The core of Oderman's book, its perspective, is largely based upon a series of interviews he conducted with Minta Durfee, Arbuckle's first wife and one of his co-stars both on stage and at Keystone, prior to her death in the mid 70's. Despite having separated from Arbuckle in 1917, and him twice remarrying, she remained loyal to his memory right up to the end. The scandal is dealt with in workmanlike fashion, but it's the least interesting part of the story.
Laughsmith's The Forgotten Films of Roscoe "Fatty" Arbuckle makes a wonderful companion to the book. The four DVDs are organized chronologically, disc one begins with Fatty Joins the Force from November 1913 and disc four concludes with Bridge Wives, a short directed by Arbuckle in 1932. It would have been nice if some of those last shorts in which he acted just prior to his death had been included, but perhaps they're lost or another volume is being planned. In any case the 32 films included in the set show Arbuckle's enormous impact on everyone from Keaton to Chaplin to Curly Howard to Jackie Gleason. Keaton always acknowledged his debt, saying Arbuckle had taught him everything he knew about film, but others have gotten the credit for many of his innovations. How many who laud Chaplin for the dancing potatoes in The Gold Rush know that it's a riff on a gag with dinner rolls tossed off by Arbuckle in The Rough House six years earlier.
The early Keystone films were built on very simple premises, and it's easy to see how quickly Arbuckle, Chaplin and Mabel Normand grew beyond the confines of Sennett's simplistic vision. Still there are numerous fine bits, inventive gags and a truly wonderful chemistry between Arbuckle and Mabel Normand, in the eight Fatty and Mabel films included. Sadly Fatty and Mabel Adrift, one of their best, is not part of this set, perhaps because it was included in the Slapstick Encyclopedia box.
Disc one includes the two films Arbuckle made with Chaplin, The Knockout and The Rounders, as well as the first few of the Fatty and Mabel series.
Parks figure large in Keystone films, most of them taking place in either Griffith, Echo or others in the LA area. Wished on Mabel is an exception and a particular favorite. A very simple little film based around a stolen watch, which was directed by Normand and shot in Golden Gate Park in 1915. Several of the films include commentary by members of the Silent Movie Mafia, who impart interesting comical details of the films and cast.
Disc three includes another of the best Keystones, He Did and He Didn't, which like Fatty and Mabel Adrift was made in Fort Lee, NJ away from Sennett's grasp, and thus features much more sophisticated and subtle work in which Normand and Arbuckle both shine. A hitherto thought lost film, Love, made in 1919 while Keaton was still away in France is also included. Only one of the Arbuckle / Keaton collaborations appears here, Fatty at Coney Island, but those are all available in other collections.

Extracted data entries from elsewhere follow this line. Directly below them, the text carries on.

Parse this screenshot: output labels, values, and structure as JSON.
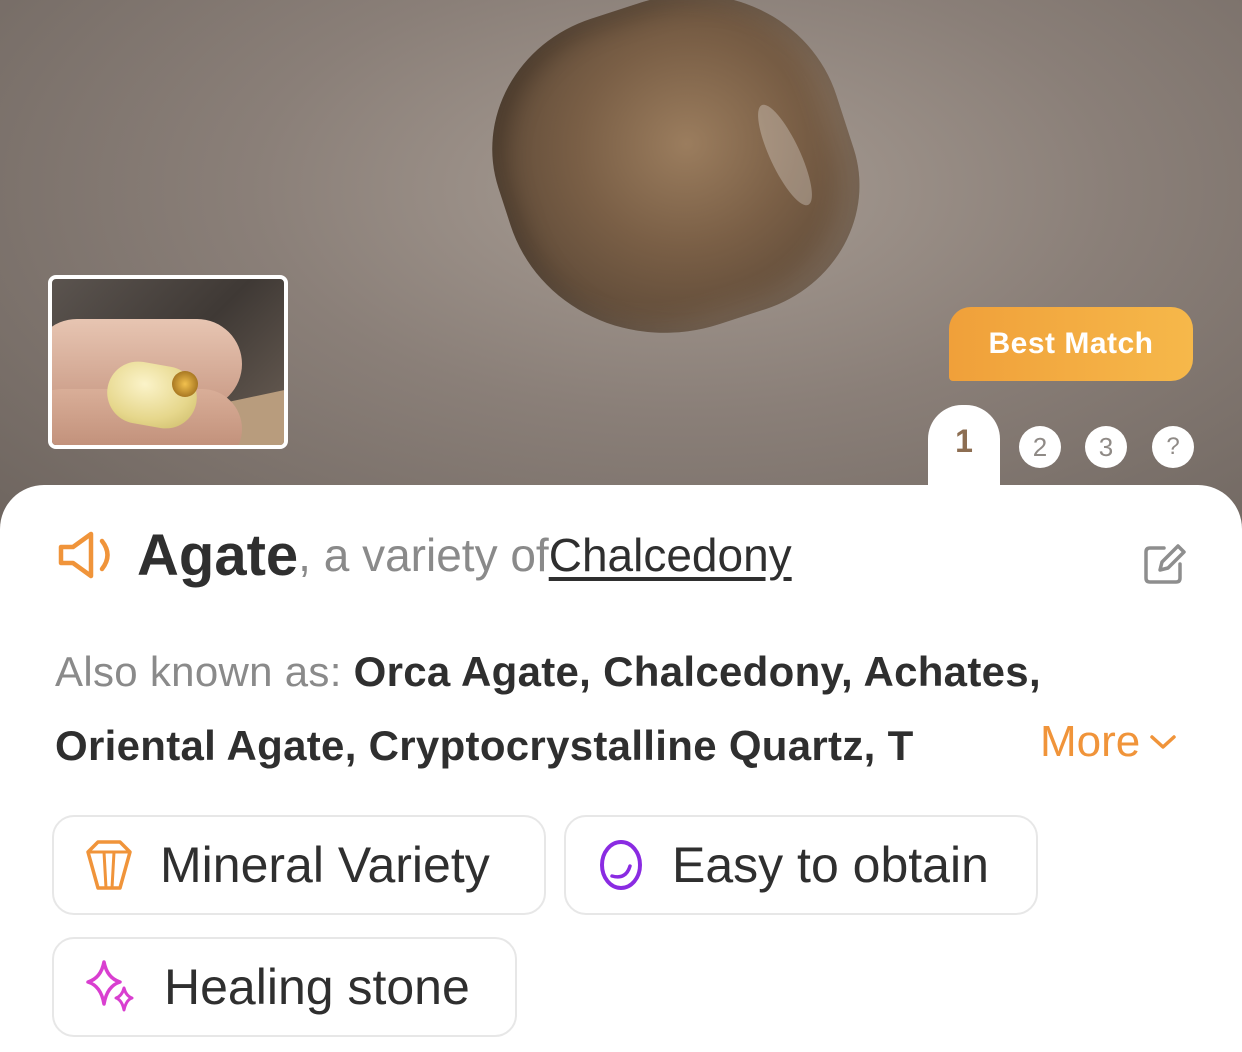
{
  "hero": {
    "badge": "Best Match",
    "pager": [
      "1",
      "2",
      "3",
      "?"
    ],
    "selected_index": 0
  },
  "title": {
    "name": "Agate",
    "sub": ", a variety of ",
    "link": "Chalcedony"
  },
  "aka": {
    "label": "Also known as: ",
    "line1": "Orca Agate, Chalcedony, Achates,",
    "line2": "Oriental Agate, Cryptocrystalline Quartz, T",
    "more": "More"
  },
  "chips": [
    {
      "label": "Mineral Variety",
      "icon": "crystal-icon",
      "color": "#f0943a"
    },
    {
      "label": "Easy to obtain",
      "icon": "oval-stone-icon",
      "color": "#8a2be2"
    },
    {
      "label": "Healing stone",
      "icon": "sparkle-icon",
      "color": "#d93fd0"
    }
  ],
  "colors": {
    "accent": "#f0943a",
    "text": "#2f2f2f",
    "muted": "#8a8a8a"
  }
}
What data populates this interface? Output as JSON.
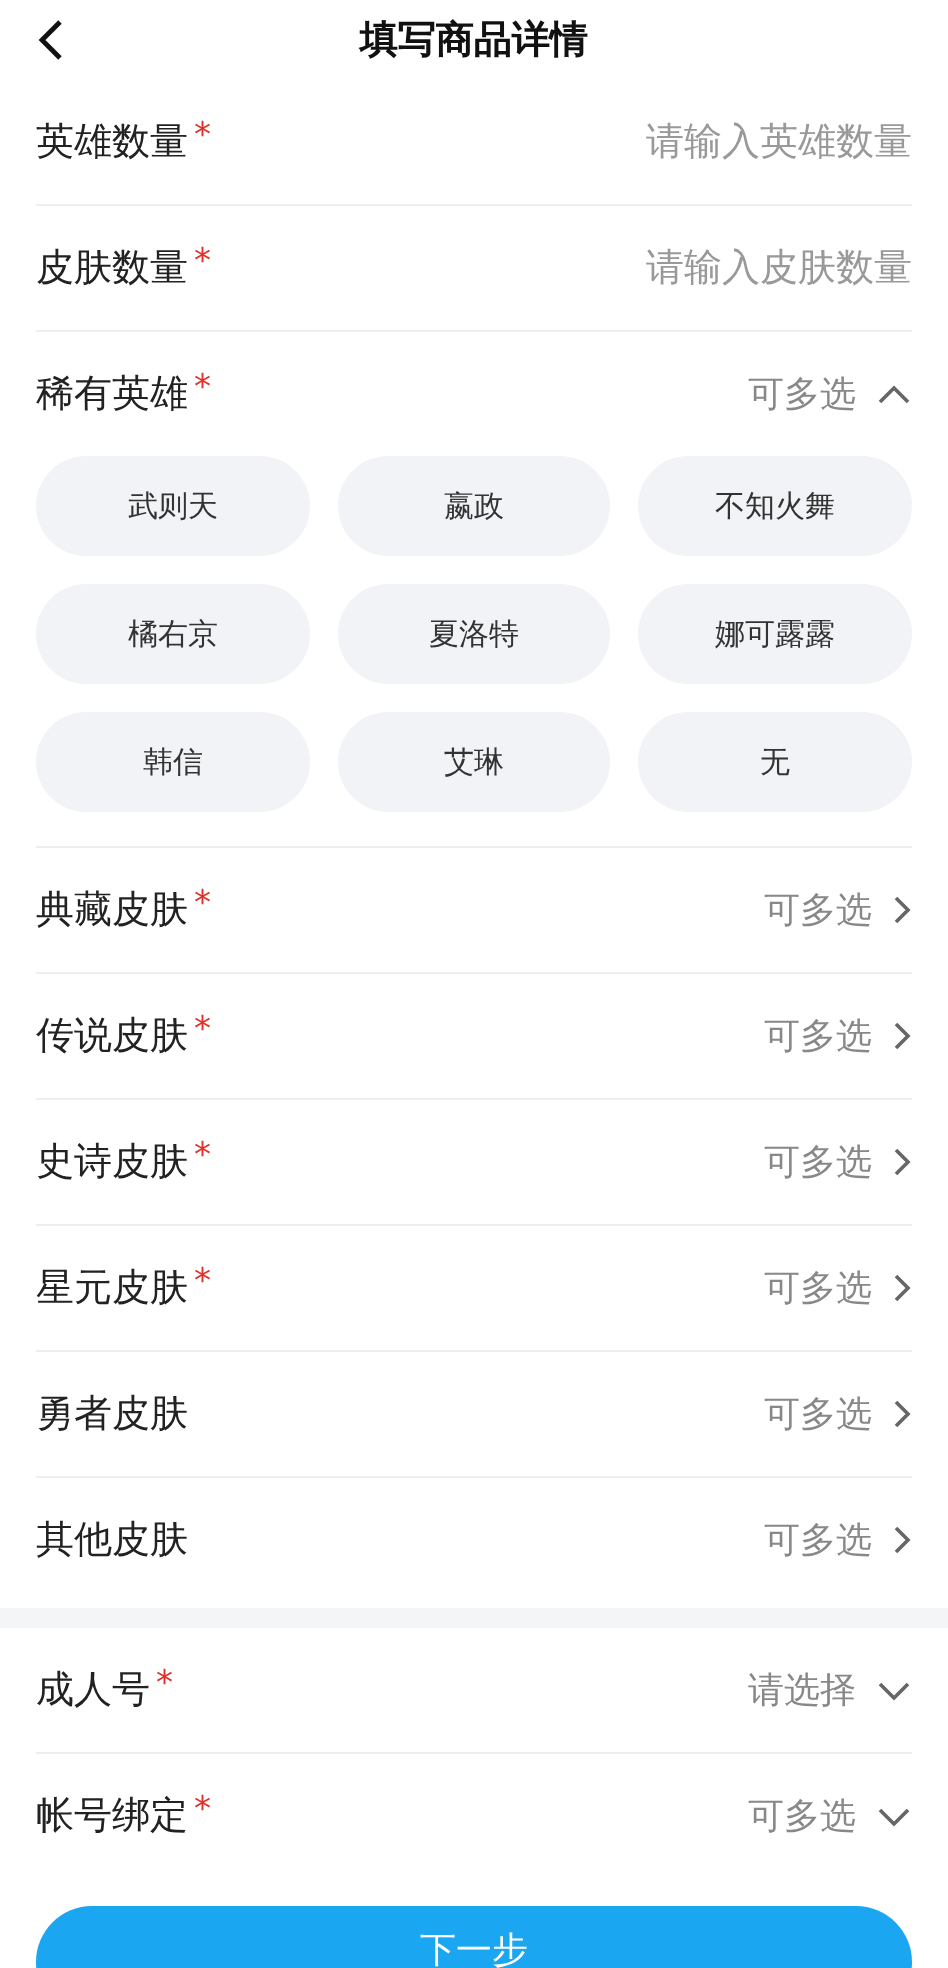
{
  "header": {
    "title": "填写商品详情"
  },
  "sections": [
    {
      "rows": [
        {
          "kind": "input",
          "label": "英雄数量",
          "required_mark": "*",
          "placeholder": "请输入英雄数量"
        },
        {
          "kind": "input",
          "label": "皮肤数量",
          "required_mark": "*",
          "placeholder": "请输入皮肤数量"
        },
        {
          "kind": "dropdown",
          "label": "稀有英雄",
          "required_mark": "*",
          "value": "可多选",
          "expanded": true,
          "options": [
            "武则天",
            "嬴政",
            "不知火舞",
            "橘右京",
            "夏洛特",
            "娜可露露",
            "韩信",
            "艾琳",
            "无"
          ]
        },
        {
          "kind": "link",
          "label": "典藏皮肤",
          "required_mark": "*",
          "value": "可多选"
        },
        {
          "kind": "link",
          "label": "传说皮肤",
          "required_mark": "*",
          "value": "可多选"
        },
        {
          "kind": "link",
          "label": "史诗皮肤",
          "required_mark": "*",
          "value": "可多选"
        },
        {
          "kind": "link",
          "label": "星元皮肤",
          "required_mark": "*",
          "value": "可多选"
        },
        {
          "kind": "link",
          "label": "勇者皮肤",
          "value": "可多选"
        },
        {
          "kind": "link",
          "label": "其他皮肤",
          "value": "可多选"
        }
      ]
    },
    {
      "rows": [
        {
          "kind": "dropdown",
          "label": "成人号",
          "required_mark": "*",
          "value": "请选择",
          "expanded": false
        },
        {
          "kind": "dropdown",
          "label": "帐号绑定",
          "required_mark": "*",
          "value": "可多选",
          "expanded": false
        }
      ]
    }
  ],
  "button": {
    "label": "下一步"
  }
}
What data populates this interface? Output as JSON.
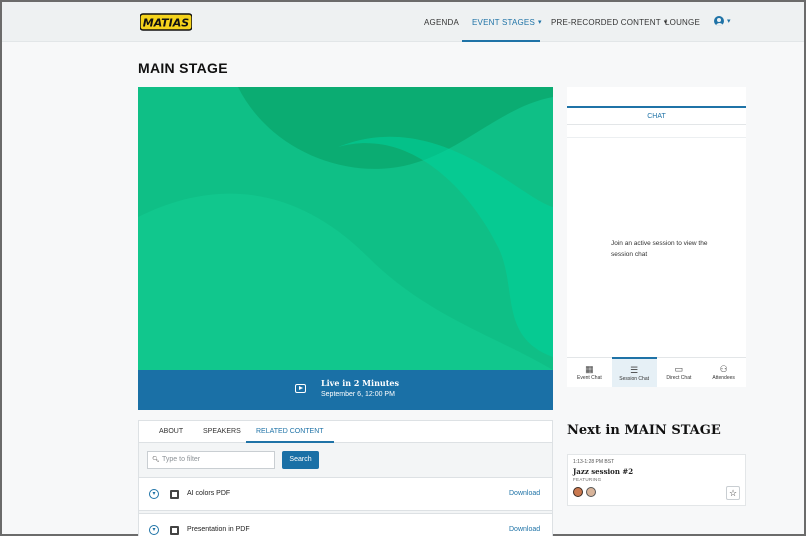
{
  "header": {
    "logo_text": "MATIAS",
    "nav": [
      {
        "label": "AGENDA"
      },
      {
        "label": "EVENT STAGES"
      },
      {
        "label": "PRE-RECORDED CONTENT"
      },
      {
        "label": "LOUNGE"
      }
    ],
    "chevron": "⌄",
    "user_icon": "user-circle-icon"
  },
  "page": {
    "title": "MAIN STAGE"
  },
  "video": {
    "status": "Live in 2 Minutes",
    "datetime": "September 6, 12:00 PM",
    "colors": {
      "base": "#0fbf86",
      "bar": "#1a70a6"
    }
  },
  "chat": {
    "tab_label": "CHAT",
    "message": "Join an active session to view the session chat",
    "bottom_tabs": [
      {
        "label": "Event Chat",
        "icon": "calendar-icon"
      },
      {
        "label": "Session Chat",
        "icon": "chat-bubbles-icon",
        "active": true
      },
      {
        "label": "Direct Chat",
        "icon": "message-icon"
      },
      {
        "label": "Attendees",
        "icon": "people-icon"
      }
    ]
  },
  "content_tabs": {
    "tabs": [
      {
        "label": "ABOUT"
      },
      {
        "label": "SPEAKERS"
      },
      {
        "label": "RELATED CONTENT",
        "active": true
      }
    ],
    "filter_placeholder": "Type to filter",
    "search_label": "Search",
    "files": [
      {
        "name": "AI colors PDF",
        "action": "Download"
      },
      {
        "name": "Presentation in PDF",
        "action": "Download"
      }
    ]
  },
  "next": {
    "title": "Next in MAIN STAGE",
    "session": {
      "time": "1:13-1:28 PM BST",
      "title": "Jazz session #2",
      "featuring": "FEATURING"
    }
  },
  "colors": {
    "accent": "#1f73a7",
    "background": "#f7f8f9"
  }
}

Disc four begins with Leap Year, the last of Arbuckle's feature length films finished prior to the scandal which destroyed his career. It was released only in Europe. The impact of the scandal is clear as so many of his films like this one have only survived in European archives. The remainder of disc five is taken up with shorts Arbuckle directed under pseudonyms after he was banned from the screen. His friends got together and set up a company to produce two reelers in order to provide him with income. Keaton went so far as to sign 30% of his own profits over to Arbuckle. My Stars is a clever little farce with Johnny Arthur as the suitor of a woman who only has eyes for pin ups of matinee idols she receives in the mail. He gets the idea of becoming these stars for her, and transforms himself into Valentino as the Sheik only to find that she's moved onto Fairbanks. He then does himself up as Robin Hood by which time she's on to someone else. At one point she tells her butler how dreamy some idol is, to which he replies his favorite is Buster Keaton, a clear Arbuckle touch. Fool's Luck has English acrobat Lupino Lane, some relation to Ida, as a fop whose uncle has cut him off, having to vacate his hotel suite for lack of funds. There's a great gag in which he finds himself atop a piano as it's lowered from a window several stories in the air.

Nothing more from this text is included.